First, I focused on what I called "prescient
instruction prefetch" helper threads. A description of
that work can be found in the following two papers: [C.2, C.3].
A later study applying related techniques for modeling program
execution to data prefetch helper threads can be found [C.4].
The idea behind helper threads is leveraging
multithreaded hardware to run short threads that
consist of a few 10's to 100's of instructions to do
microarchitectural work on behalf of a single-threaded application's 'main thread'.
(An example of 'multithreaded hardware' that I had in mind at the time is 'Hyper-Threading' on the Intel Pentium 4, and to a somewhat less extent, single chip multiprocessors such as the Intel 'Core Duo').
Prescient instruction prefetch helper threads improve single-threaded application performance primarily by prefetching instructions in a timely and judicious manner (i.e., 'presciently'). The idea of prefetching is to bring in instructions or data into the cache before an application needs them.
Why go to the trouble of using a entire thread just to eliminate some cache misses? At the time we were doing this research industry roadmaps called for processor clock frequencies to reach 10's of GHz (that didn't happen due to power considerations). This increase in clock frequency causes memory latencies for cache misses to increase. As these miss latencies increase it is increasingly difficult to accurately predict which instructions need to be prefetched sufficiently early to tolerate the memory latencies of future generation microprocessors using traditional techniques--especially when executing programs with large instruction memory footprints and complex control flow. It is not inconceivable that a cache miss all the way to main memory will one day take 1000's of clock cycles to finish, during which the hardware is largely idle. If the only meaningful work in the system is the work from a thread that frequently stalls waiting for such long latency cache misses, it makes sense to use idle hardware reources to reduce the time this important work must spend simply waiting for information to move from one place to another. In current generation microprocessors a significant amount of performance is already lost due to cache misses. Prescient instruction prefetch helper threads overcome these limitations by 'mimicing' a subset of the behavior of the application's main thread in enough detail to be able to accurately anticipate which instructions will be executed by the main thread before they are actually needed. The first paper, presented at SIGMETRICS-2003, outlines an analytical framework for optimizing the use of these helper threads. This framework applies Tarjan's path expression algorithm to perform a statistical analysis of program behavior to help optimize the selection of helper threads. The second paper, presented at HPCA-10, describes two alternative implementation techniques for prescient instruction prefetch along with a few associated hardware support mechanisms used to improve their impact. This work resulted in five issued patents.

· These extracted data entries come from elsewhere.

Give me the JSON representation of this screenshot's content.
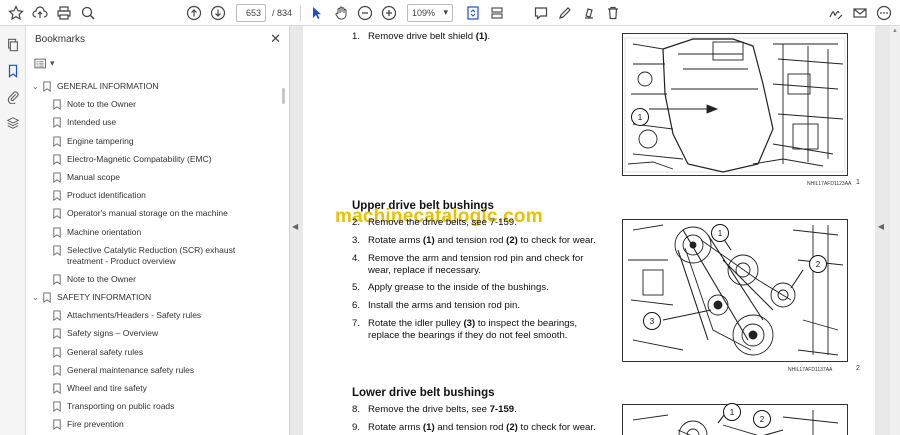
{
  "toolbar": {
    "page_current": "653",
    "page_total": "/ 834",
    "zoom": "109%"
  },
  "bookmarks": {
    "title": "Bookmarks",
    "sections": [
      {
        "label": "GENERAL INFORMATION",
        "items": [
          "Note to the Owner",
          "Intended use",
          "Engine tampering",
          "Electro-Magnetic Compatability (EMC)",
          "Manual scope",
          "Product identification",
          "Operator's manual storage on the machine",
          "Machine orientation",
          "Selective Catalytic Reduction (SCR) exhaust treatment - Product overview",
          "Note to the Owner"
        ]
      },
      {
        "label": "SAFETY INFORMATION",
        "items": [
          "Attachments/Headers - Safety rules",
          "Safety signs  – Overview",
          "General safety rules",
          "General maintenance safety rules",
          "Wheel and tire safety",
          "Transporting on public roads",
          "Fire prevention"
        ]
      }
    ]
  },
  "document": {
    "step1": {
      "num": "1.",
      "pre": "Remove drive belt shield ",
      "bold": "(1)",
      "post": "."
    },
    "upper_title": "Upper drive belt bushings",
    "watermark": "machinecatalogic.com",
    "upper_steps": [
      {
        "num": "2.",
        "text": "Remove the drive belts, see 7-159."
      },
      {
        "num": "3.",
        "pre": "Rotate arms ",
        "b1": "(1)",
        "mid": " and tension rod ",
        "b2": "(2)",
        "post": " to check for wear."
      },
      {
        "num": "4.",
        "text": "Remove the arm and tension rod pin and check for wear, replace if necessary."
      },
      {
        "num": "5.",
        "text": "Apply grease to the inside of the bushings."
      },
      {
        "num": "6.",
        "text": "Install the arms and tension rod pin."
      },
      {
        "num": "7.",
        "pre": "Rotate the idler pulley ",
        "b1": "(3)",
        "post": " to inspect the bearings, replace the bearings if they do not feel smooth."
      }
    ],
    "lower_title": "Lower drive belt bushings",
    "lower_steps": [
      {
        "num": "8.",
        "pre": "Remove the drive belts, see ",
        "b1": "7-159",
        "post": "."
      },
      {
        "num": "9.",
        "pre": "Rotate arms ",
        "b1": "(1)",
        "mid": " and tension rod ",
        "b2": "(2)",
        "post": " to check for wear."
      }
    ],
    "fig1": {
      "caption": "NHIL17AFD1123AA",
      "number": "1",
      "callout": "1"
    },
    "fig2": {
      "caption": "NHIL17AFD1137AA",
      "number": "2",
      "callouts": [
        "1",
        "2",
        "3"
      ]
    },
    "fig3": {
      "callouts": [
        "1",
        "2"
      ]
    }
  }
}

Floating-point to fixed-point conversion
A description of my M.A.Sc. thesis research on automatic floating-point to fixed-point translation can be found in the following journal paper: [J.1]. The dissertation itself can be found here. The main highlights of this work are a profile based conversion algorithm able to convert floating-point arithmetic (including division) into "fixed-point" starting from an ANSI C description of a program, as well as a novel instruction set extension and associated code generation algorithm for improving the signal-to-noise ratio of the resulting fixed point executable. By fixed-point I generally mean an integer arithmetic approximation not guaranteed to exactly reproduce the original floating-point algorithm, but far more efficient than emulating IEEE floating-point precisely in software when floating-point hardware is not available--such as in many embedded applications. The conversion algorithm uses dataflow analysis techniques to handle pointer accesses to floating-point types.